"Ready?" August asks.
I look around one more time. At the bed where I learned what it meant to sleep without nightmares. The couch where August reads while I fix things with my hands. The kitchen table where we eat breakfast together every morning.
Home.
"Yeah," I lie.
The electronics store is three blocks away. We buy two burner phones with cash. Basic models. No GPS, no data plan. Just calls and texts.
"Bank next," August says, checking Dante's card.
The ATM is inside a 24-hour grocery. I wait outside while August maxes out the withdrawal. Four thousand eight hundred dollars. Dante's entire savings, probably.
When he comes out, his face is grim.
"Done," he says.
We walk back to the car in silence. The weight of what we're doing settles heavier with each step. There's no going back now. We're officially off the grid.
"Black market contact?" I ask as we get in.
"Dante gave me a name. Tyler. Works out of a garage in the industrial district."
I know the area. Rough neighborhood. The kind of place where people don't ask questions and money talks louder than law.
"Dangerous?"
"Probably." August's scent carries anxiety. "But it's what she needs."
The drive takes twenty minutes. Past neighborhoods that get progressively shittier. Buildings with broken windows and graffiti tags. Streets where cops don't patrol after dark.
The garage sits between a liquor store and a check-cashing place. Chain link fence, razor wire. Security cameras that probably work.
"Stay in the car," I tell August.
"Like hell."
"This isn't your world?—"
"You're my world." His hand finds mine. "We do this together."
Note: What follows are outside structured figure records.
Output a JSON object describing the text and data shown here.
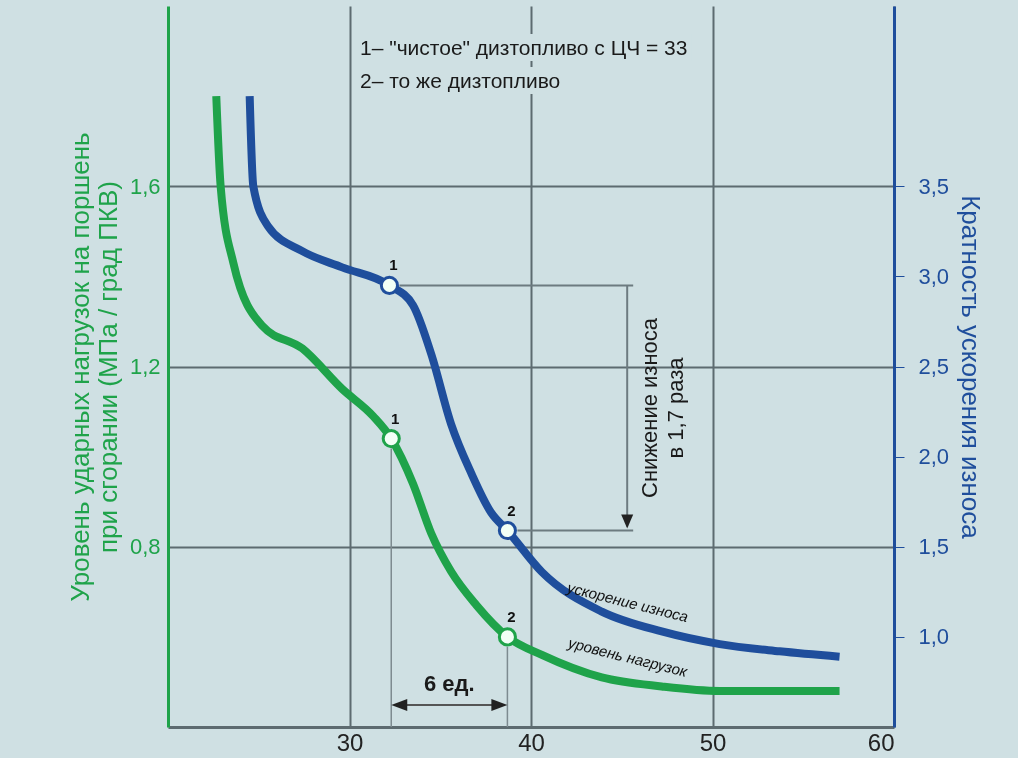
{
  "chart_data": {
    "type": "line",
    "ylabel": "Уровень ударных нагрузок на поршень\nпри сгорании (МПа / град ПКВ)",
    "y2label": "Кратность ускорения износа",
    "xlim": [
      20,
      60
    ],
    "xticks": [
      30,
      40,
      50,
      60
    ],
    "ylim": [
      0.4,
      2.0
    ],
    "yticks": [
      {
        "value": 0.8,
        "label": "0,8"
      },
      {
        "value": 1.2,
        "label": "1,2"
      },
      {
        "value": 1.6,
        "label": "1,6"
      }
    ],
    "y2lim": [
      0.5,
      4.5
    ],
    "y2ticks": [
      {
        "value": 1.0,
        "label": "1,0"
      },
      {
        "value": 1.5,
        "label": "1,5"
      },
      {
        "value": 2.0,
        "label": "2,0"
      },
      {
        "value": 2.5,
        "label": "2,5"
      },
      {
        "value": 3.0,
        "label": "3,0"
      },
      {
        "value": 3.5,
        "label": "3,5"
      }
    ],
    "grid": true,
    "marker": "none",
    "line_style": "solid",
    "series": [
      {
        "name": "уровень нагрузок",
        "color": "#1fa34a",
        "x": [
          22.66,
          22.9,
          23.6,
          25.2,
          27.4,
          29.6,
          31.3,
          32.3,
          33.5,
          34.5,
          35.6,
          37.0,
          38.7,
          40.6,
          43.9,
          47.2,
          50.4,
          53.7,
          57.0
        ],
        "values": [
          1.8,
          1.6,
          1.43,
          1.29,
          1.24,
          1.15,
          1.09,
          1.04,
          0.94,
          0.83,
          0.745,
          0.67,
          0.6,
          0.56,
          0.51,
          0.49,
          0.48,
          0.48,
          0.48
        ]
      },
      {
        "name": "ускорение износа",
        "color": "#1f4e9c",
        "axis": "y2",
        "x": [
          24.5,
          24.7,
          25.5,
          27.4,
          29.6,
          32.2,
          33.5,
          34.5,
          35.6,
          36.7,
          37.8,
          38.7,
          40.6,
          43.9,
          47.2,
          50.4,
          53.7,
          57.0
        ],
        "values": [
          4.0,
          3.5,
          3.28,
          3.14,
          3.05,
          2.95,
          2.84,
          2.57,
          2.18,
          1.91,
          1.69,
          1.59,
          1.36,
          1.14,
          1.03,
          0.96,
          0.92,
          0.89
        ]
      },
      {
        "type": "scatter",
        "marker": "circle",
        "color": "#1fa34a",
        "x": [
          32.3,
          38.7
        ],
        "values": [
          1.04,
          0.6
        ]
      },
      {
        "type": "scatter",
        "marker": "circle",
        "color": "#1f4e9c",
        "axis": "y2",
        "x": [
          32.2,
          38.7
        ],
        "values": [
          2.95,
          1.59
        ]
      }
    ],
    "annotations": [
      "1– \"чистое\" дизтопливо с ЦЧ = 33",
      "2– то же дизтопливо",
      "Снижение износа\nв 1,7 раза",
      "6 ед.",
      {
        "text": "1",
        "x": 32.3,
        "y": 1.04
      },
      {
        "text": "2",
        "x": 38.7,
        "y": 0.6
      },
      {
        "text": "1",
        "x": 32.2,
        "y": 1.38
      },
      {
        "text": "2",
        "x": 38.7,
        "y": 0.836
      }
    ]
  }
}
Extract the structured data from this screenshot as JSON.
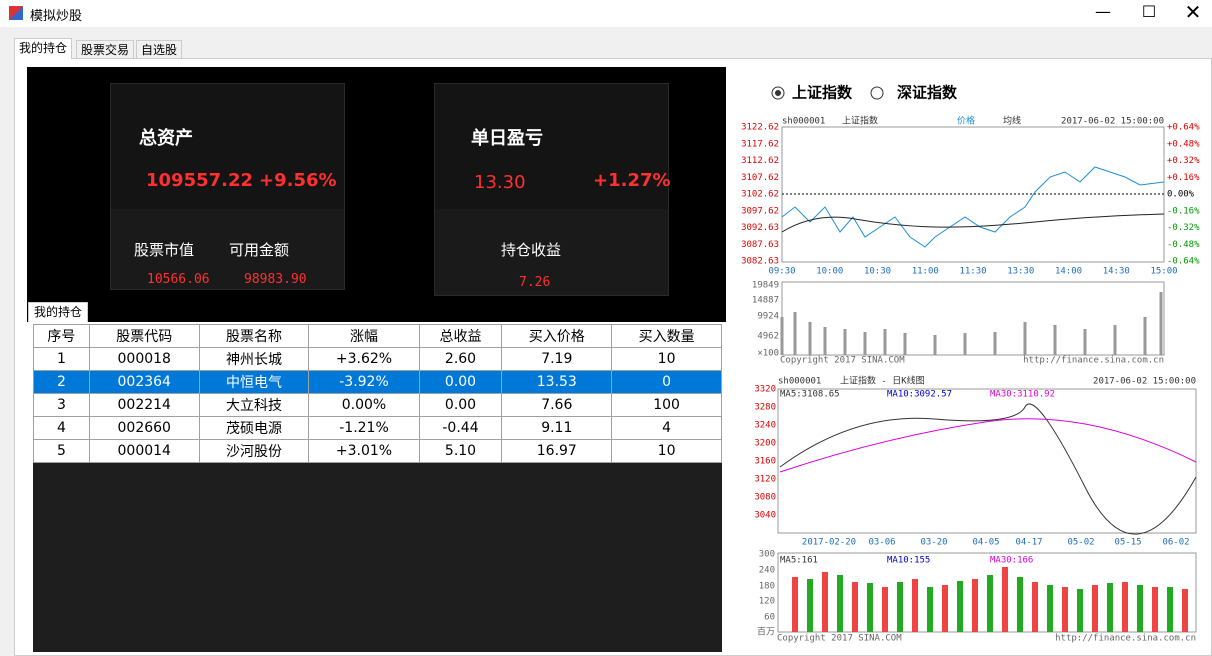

The bond between us flares. Warm and solid and absolutely certain. August might be beta, might be gentle and scholarly, but he's got steel underneath. He won't be left behind.
"Together," I agree.
Tyler is exactly what I expected. Mid-forties, scarred hands, suspicious eyes. The kind of man who's seen everything and trusts nothing.
"Dante sent us," I say.
His expression doesn't change. "Dante's good people. What you need?"
"Heat suppressants. Omega grade. Strong ones. And blockers if you have them."
"How many?"
"A month's worth."
That gets his attention. Eyes narrow.